Tuesday 11 May 2010

Proportional representation

One of the unexpected outcomes of last week’s Westminster election in Northern Ireland was that the result was extremely proportional. In general the first-past-the-post system does not lend itself well to proportionality, but by chance the results last week were very close to what would be achieved by a PR system – as far as the major blocks are concerned, at any rate.

  • Unionism won 50.5% of the vote, and won 50% of the seats.
  • Nationalism won 42.0% of the vote, and won 44.4% of the seats.
  • The Alliance party won 6.3% of the vote, and won 5.6% of the seats.

Within the blocks there was some proportionality too – Sinn Féin, with 60% of the nationalist vote, won 62.5% of the nationalist seats – the SDLP with 40% of the nationalist vote won 37.5% of the nationalist seats.

Only within unionism was there a distinct lack of proportionality. The DUP, with 50% of the unionist vote, won 8 out of its 9 seats (89%). The UCUNF, with 30% of the unionist vote, won precisely nothing. The ninth unionist seat was won, of course, by Sylvia Hermon, who won 6.2% of the unionist vote – but this was concentrated in one constituency.
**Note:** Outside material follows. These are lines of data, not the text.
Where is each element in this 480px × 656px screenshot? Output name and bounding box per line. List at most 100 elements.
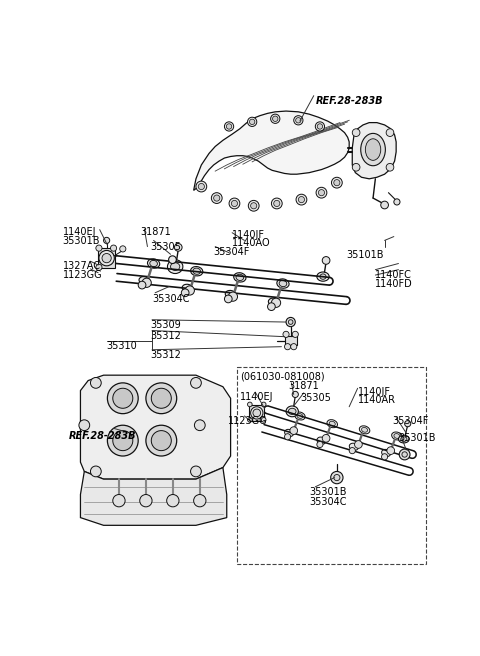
Circle shape <box>405 420 411 427</box>
Circle shape <box>274 200 280 207</box>
Text: 35304C: 35304C <box>152 295 190 304</box>
Circle shape <box>331 472 343 483</box>
Ellipse shape <box>225 291 236 298</box>
Text: 1140FD: 1140FD <box>375 279 413 289</box>
Circle shape <box>146 425 177 456</box>
Text: 1140FC: 1140FC <box>375 270 412 279</box>
Circle shape <box>299 197 304 203</box>
Ellipse shape <box>268 298 279 306</box>
Ellipse shape <box>168 260 183 274</box>
Text: 35310: 35310 <box>106 340 137 350</box>
Polygon shape <box>193 111 349 190</box>
Circle shape <box>394 199 400 205</box>
Text: 35301B: 35301B <box>309 487 347 497</box>
Ellipse shape <box>401 437 407 441</box>
Ellipse shape <box>394 434 400 438</box>
Circle shape <box>271 298 281 308</box>
Circle shape <box>227 124 232 129</box>
Circle shape <box>113 495 125 507</box>
Circle shape <box>334 180 340 186</box>
Circle shape <box>194 420 205 430</box>
Circle shape <box>90 377 101 388</box>
Circle shape <box>198 184 204 190</box>
Ellipse shape <box>327 420 337 428</box>
Ellipse shape <box>297 413 303 419</box>
Circle shape <box>214 195 220 201</box>
Ellipse shape <box>317 437 326 444</box>
Circle shape <box>225 295 232 303</box>
Ellipse shape <box>285 429 294 436</box>
Circle shape <box>151 430 171 451</box>
Ellipse shape <box>191 266 203 276</box>
Ellipse shape <box>234 273 246 282</box>
Ellipse shape <box>147 259 160 268</box>
Ellipse shape <box>279 280 287 287</box>
Ellipse shape <box>286 406 299 417</box>
Circle shape <box>294 115 303 125</box>
Ellipse shape <box>361 133 385 166</box>
Circle shape <box>296 117 301 123</box>
Circle shape <box>285 434 291 440</box>
Text: 35301B: 35301B <box>63 236 100 246</box>
Ellipse shape <box>295 412 305 420</box>
Circle shape <box>352 129 360 136</box>
Bar <box>237 367 426 564</box>
Ellipse shape <box>360 426 370 434</box>
Ellipse shape <box>236 274 244 281</box>
Circle shape <box>231 200 238 207</box>
Circle shape <box>79 420 90 430</box>
Text: 35309: 35309 <box>151 319 181 330</box>
Ellipse shape <box>193 268 201 274</box>
Circle shape <box>251 203 257 209</box>
Circle shape <box>211 193 222 203</box>
Circle shape <box>99 251 114 266</box>
Circle shape <box>322 434 330 442</box>
Circle shape <box>168 256 176 264</box>
Circle shape <box>290 427 298 434</box>
Text: 1140JF: 1140JF <box>358 387 391 397</box>
Circle shape <box>229 198 240 209</box>
Circle shape <box>146 383 177 414</box>
Circle shape <box>142 278 151 287</box>
Ellipse shape <box>361 428 368 432</box>
Circle shape <box>228 292 238 301</box>
Text: 35101B: 35101B <box>346 250 384 260</box>
Circle shape <box>174 243 182 251</box>
Circle shape <box>262 402 266 407</box>
Circle shape <box>102 253 111 263</box>
Circle shape <box>386 163 394 171</box>
Text: 35304F: 35304F <box>214 247 250 256</box>
Circle shape <box>285 344 291 350</box>
Circle shape <box>387 447 395 455</box>
Ellipse shape <box>277 279 289 288</box>
Circle shape <box>318 190 324 195</box>
Circle shape <box>296 194 307 205</box>
Text: (061030-081008): (061030-081008) <box>240 371 324 381</box>
Circle shape <box>248 200 259 211</box>
Polygon shape <box>352 123 396 179</box>
Circle shape <box>90 466 101 477</box>
Ellipse shape <box>150 260 157 266</box>
Circle shape <box>140 495 152 507</box>
Polygon shape <box>98 248 115 268</box>
Polygon shape <box>285 336 297 345</box>
Text: 1140JF: 1140JF <box>232 230 265 239</box>
Polygon shape <box>81 468 227 525</box>
Circle shape <box>271 198 282 209</box>
Circle shape <box>96 245 102 251</box>
Circle shape <box>110 245 117 251</box>
Circle shape <box>251 407 263 419</box>
Circle shape <box>167 495 179 507</box>
Text: 1140EJ: 1140EJ <box>63 228 96 237</box>
Text: 1327AC: 1327AC <box>63 261 101 271</box>
Text: 35312: 35312 <box>151 350 181 359</box>
Circle shape <box>271 114 280 123</box>
Circle shape <box>262 417 266 422</box>
Circle shape <box>315 122 324 131</box>
Text: 31871: 31871 <box>288 381 319 392</box>
Circle shape <box>113 388 133 408</box>
Circle shape <box>382 454 388 460</box>
Circle shape <box>386 129 394 136</box>
Text: 35304F: 35304F <box>392 416 429 426</box>
Circle shape <box>250 119 255 125</box>
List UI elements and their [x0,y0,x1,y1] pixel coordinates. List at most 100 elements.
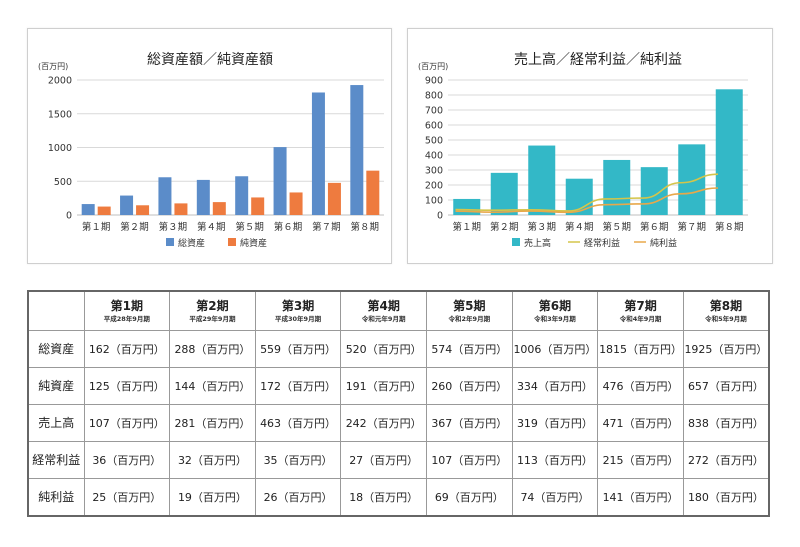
x-tick-label: 第７期 [312,221,341,233]
table-cell: 32（百万円） [169,440,256,479]
y-tick-label: 800 [425,91,443,102]
legend-label-total-assets: 総資産 [178,237,205,249]
legend: 売上高 経常利益 純利益 [512,237,677,249]
x-tick-label: 第５期 [235,221,264,233]
y-tick-label: 600 [425,121,443,132]
column-header: 第7期 令和4年9月期 [597,290,684,331]
legend-label-net-assets: 純資産 [240,237,267,249]
table-cell: 281（百万円） [169,403,256,442]
table-cell: 520（百万円） [340,330,427,368]
table-cell: 125（百万円） [83,366,171,405]
bar-純資産 [136,205,150,215]
table-row-ordinary-profit: 経常利益 36（百万円） 32（百万円） 35（百万円） 27（百万円） 107… [27,440,770,479]
table-cell: 27（百万円） [340,440,427,479]
x-tick-label: 第４期 [197,221,226,233]
x-tick-label: 第３期 [527,221,556,233]
fiscal-date: 令和2年9月期 [448,314,491,323]
table-cell: 1006（百万円） [511,330,599,368]
table-row-total-assets: 総資産 162（百万円） 288（百万円） 559（百万円） 520（百万円） … [27,330,770,368]
row-label: 経常利益 [27,440,85,479]
table-header-row: 第1期 平成28年9月期 第2期 平成29年9月期 第3期 平成30年9月期 第4期令… [27,290,770,331]
bar-純資産 [289,192,303,215]
bar-純資産 [174,203,188,215]
y-tick-label: 200 [425,181,443,192]
column-header: 第6期 令和3年9月期 [511,290,599,331]
bar-売上高 [453,198,481,215]
legend-swatch-sales [512,238,520,246]
bar-純資産 [327,182,341,215]
bar-総資産 [120,195,134,215]
bar-売上高 [603,159,631,215]
bar-売上高 [528,145,556,215]
period-label: 第8期 [709,298,743,313]
legend: 総資産 純資産 [166,237,267,249]
corner-cell [27,290,85,331]
legend-label-net-income: 純利益 [650,237,677,249]
bar-売上高 [640,167,668,215]
legend-swatch-total-assets [166,238,174,246]
y-tick-label: 100 [425,196,443,207]
table-cell: 463（百万円） [254,403,342,442]
table-cell: 288（百万円） [169,330,256,368]
table-cell: 191（百万円） [340,366,427,405]
y-tick-label: 0 [437,211,443,222]
legend-label-sales: 売上高 [524,237,551,249]
column-header: 第8期 令和5年9月期 [682,290,770,331]
period-label: 第5期 [453,298,486,313]
sales-chart-panel: 売上高／経常利益／純利益 (百万円) 0 100 200 300 400 500 600 70… [407,28,773,264]
table-cell: 19（百万円） [169,477,256,517]
row-label: 純利益 [27,477,85,517]
table-cell: 36（百万円） [83,440,171,479]
x-tick-label: 第７期 [677,221,706,233]
table-cell: 69（百万円） [426,477,513,517]
bar-総資産 [158,177,172,215]
table-cell: 574（百万円） [426,330,513,368]
bar-総資産 [196,179,210,215]
table-cell: 26（百万円） [254,477,342,517]
fiscal-date: 令和元年9月期 [361,314,406,323]
table-cell: 367（百万円） [426,403,513,442]
table-cell: 471（百万円） [597,403,684,442]
bar-総資産 [273,147,287,215]
bar-純資産 [212,202,226,215]
y-tick-label: 300 [425,166,443,177]
period-label: 第6期 [538,298,572,313]
bar-純資産 [251,197,265,215]
period-label: 第7期 [624,298,657,313]
legend-swatch-net-assets [228,238,236,246]
period-label: 第4期 [367,298,400,313]
bar-純資産 [97,206,111,215]
fiscal-date: 令和4年9月期 [619,314,662,323]
sales-chart: 売上高／経常利益／純利益 (百万円) 0 100 200 300 400 500 600 70… [418,51,748,249]
table-cell: 172（百万円） [254,366,342,405]
table-cell: 25（百万円） [83,477,171,517]
table-cell: 107（百万円） [83,403,171,442]
bar-売上高 [715,89,743,215]
column-header: 第5期 令和2年9月期 [426,290,513,331]
table-cell: 35（百万円） [254,440,342,479]
period-label: 第2期 [196,298,229,313]
x-tick-label: 第８期 [715,221,744,233]
y-tick-label: 1500 [48,109,72,120]
bar-総資産 [81,204,95,215]
table-cell: 180（百万円） [682,477,770,517]
bar-売上高 [678,144,706,215]
y-tick-label: 700 [425,106,443,117]
fiscal-date: 平成30年9月期 [275,314,322,323]
bar-総資産 [311,92,325,215]
y-tick-label: 500 [425,136,443,147]
line-経常利益 [455,173,719,212]
fiscal-date: 平成28年9月期 [103,314,150,323]
table-cell: 107（百万円） [426,440,513,479]
table-row-net-assets: 純資産 125（百万円） 144（百万円） 172（百万円） 191（百万円） … [27,366,770,405]
bar-売上高 [490,172,518,215]
x-tick-label: 第２期 [490,221,519,233]
table-cell: 319（百万円） [511,403,599,442]
table-cell: 141（百万円） [597,477,684,517]
fiscal-date: 平成29年9月期 [189,314,236,323]
y-tick-label: 0 [66,211,72,222]
x-tick-label: 第１期 [82,221,111,233]
y-tick-label: 2000 [48,76,72,87]
fiscal-date: 令和5年9月期 [705,314,747,323]
unit-label: (百万円) [38,62,68,71]
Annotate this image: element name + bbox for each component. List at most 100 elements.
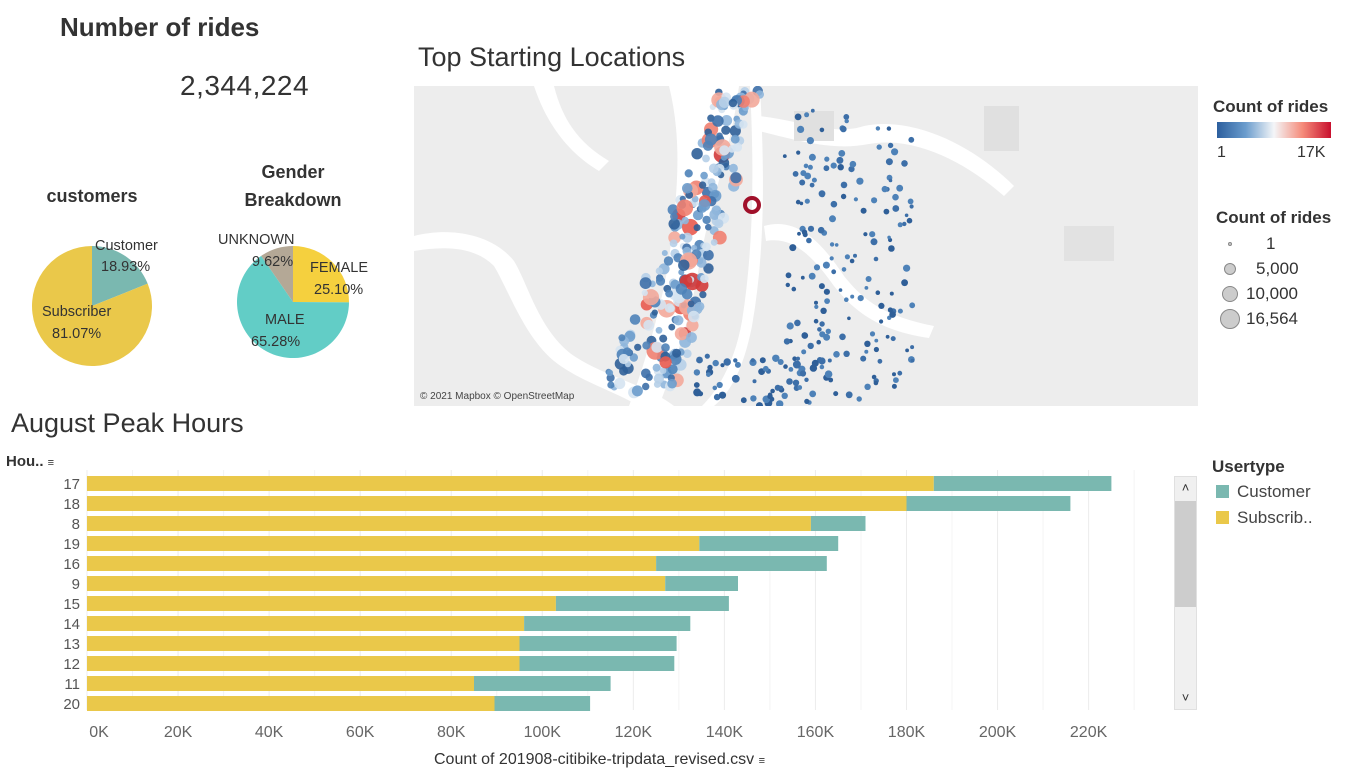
station-marker[interactable] — [716, 132, 723, 140]
bar-9-customer[interactable] — [665, 576, 738, 591]
station-marker[interactable] — [641, 289, 648, 296]
station-marker[interactable] — [713, 393, 721, 401]
station-marker[interactable] — [843, 350, 850, 357]
station-marker[interactable] — [887, 235, 891, 240]
station-marker[interactable] — [804, 112, 810, 118]
sort-icon[interactable]: ≡ — [758, 755, 766, 767]
station-marker[interactable] — [811, 359, 819, 367]
station-marker[interactable] — [827, 358, 832, 363]
station-marker[interactable] — [875, 290, 881, 295]
station-marker[interactable] — [750, 358, 755, 363]
station-marker[interactable] — [733, 358, 738, 363]
station-marker[interactable] — [696, 356, 703, 364]
station-marker[interactable] — [849, 258, 855, 264]
station-marker[interactable] — [696, 257, 707, 268]
station-marker[interactable] — [829, 256, 834, 261]
station-marker[interactable] — [661, 343, 670, 352]
station-marker[interactable] — [818, 190, 826, 198]
station-marker[interactable] — [820, 307, 827, 314]
bar-18-customer[interactable] — [906, 496, 1071, 511]
station-marker[interactable] — [723, 358, 731, 366]
station-marker[interactable] — [691, 148, 703, 160]
station-marker[interactable] — [642, 341, 651, 350]
station-marker[interactable] — [892, 372, 896, 377]
station-marker[interactable] — [844, 254, 850, 260]
bar-20-customer[interactable] — [494, 696, 591, 711]
station-marker[interactable] — [853, 197, 858, 202]
station-marker[interactable] — [817, 226, 825, 234]
station-marker[interactable] — [877, 358, 883, 364]
station-marker[interactable] — [762, 365, 769, 372]
station-marker[interactable] — [829, 242, 835, 247]
station-marker[interactable] — [873, 380, 879, 386]
station-marker[interactable] — [728, 98, 738, 108]
customers-pie-chart[interactable]: Customer 18.93% Subscriber 81.07% — [0, 222, 200, 372]
station-marker[interactable] — [653, 373, 664, 384]
station-marker[interactable] — [824, 370, 833, 379]
station-marker[interactable] — [785, 282, 790, 288]
station-marker[interactable] — [719, 145, 730, 156]
station-marker[interactable] — [811, 177, 817, 183]
station-marker[interactable] — [816, 339, 821, 345]
station-marker[interactable] — [818, 357, 826, 365]
map-canvas[interactable] — [414, 86, 1198, 406]
hour-label[interactable]: 9 — [72, 576, 80, 593]
station-marker[interactable] — [797, 385, 803, 390]
gender-slice-female[interactable] — [293, 246, 349, 303]
hour-label[interactable]: 17 — [63, 476, 80, 493]
station-marker[interactable] — [676, 199, 694, 217]
station-marker[interactable] — [665, 289, 673, 298]
station-marker[interactable] — [783, 338, 791, 345]
station-marker[interactable] — [712, 385, 718, 391]
station-marker[interactable] — [698, 181, 707, 189]
station-marker[interactable] — [788, 367, 794, 372]
station-marker[interactable] — [869, 231, 876, 238]
station-marker[interactable] — [848, 166, 855, 173]
hour-label[interactable]: 14 — [63, 616, 80, 633]
station-marker[interactable] — [829, 215, 836, 223]
station-marker[interactable] — [663, 256, 674, 266]
station-marker[interactable] — [841, 267, 847, 272]
station-marker[interactable] — [809, 182, 815, 188]
station-marker[interactable] — [804, 398, 810, 404]
station-marker[interactable] — [833, 391, 839, 397]
station-marker[interactable] — [681, 216, 689, 225]
station-marker[interactable] — [887, 142, 894, 149]
station-marker[interactable] — [814, 300, 818, 305]
station-marker[interactable] — [800, 275, 805, 280]
station-marker[interactable] — [642, 382, 650, 391]
station-marker[interactable] — [692, 209, 704, 221]
station-marker[interactable] — [903, 264, 911, 272]
station-marker[interactable] — [879, 319, 884, 324]
station-marker[interactable] — [838, 288, 843, 292]
station-marker[interactable] — [795, 199, 801, 205]
station-marker[interactable] — [786, 322, 794, 330]
station-marker[interactable] — [659, 356, 672, 369]
station-marker[interactable] — [890, 336, 896, 342]
station-marker[interactable] — [804, 377, 809, 382]
station-marker[interactable] — [864, 286, 869, 290]
station-marker[interactable] — [901, 160, 908, 167]
station-marker[interactable] — [806, 237, 812, 244]
station-marker[interactable] — [660, 367, 667, 374]
bar-9-subscrib[interactable] — [87, 576, 666, 591]
station-marker[interactable] — [791, 286, 797, 292]
station-marker[interactable] — [887, 307, 893, 313]
station-marker[interactable] — [843, 114, 850, 120]
station-marker[interactable] — [833, 351, 840, 358]
station-marker[interactable] — [704, 353, 710, 359]
bar-19-subscrib[interactable] — [87, 536, 700, 551]
station-marker[interactable] — [860, 207, 867, 214]
station-marker[interactable] — [697, 391, 704, 397]
station-marker[interactable] — [871, 374, 877, 380]
station-marker[interactable] — [801, 332, 809, 339]
station-marker[interactable] — [860, 355, 867, 362]
station-marker[interactable] — [702, 154, 710, 163]
station-marker[interactable] — [850, 294, 855, 299]
station-marker[interactable] — [873, 256, 879, 262]
station-marker[interactable] — [655, 326, 663, 334]
station-marker[interactable] — [870, 238, 878, 246]
station-marker[interactable] — [910, 345, 915, 350]
station-marker[interactable] — [847, 316, 851, 321]
station-marker[interactable] — [652, 363, 661, 372]
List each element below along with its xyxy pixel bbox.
The lesson appears to be that chance can also lead to a proportional outcome, but will not necessarily do so.

2 comments:

Ciarán said...

This probably suggests that repartition of NI, some of the southern counties rejoining Ireland, would be quite possible... if it wasn't for the fact that doing so would probably erase any hopes of an entirely United Ireland without a complete dissolution of the UK (possible) and the tricky situation of Belfast (almost unworkable..)

Nobody is going to want a situation with the Alliance governing Belfast and it acting as some kind of joint capital, a sort of Jerusalem like proposal.

Anonymous said...

Horseman :

Many people would put the Alliance party in the unionist camp - thus making it almost 57 % of the vote for unionism.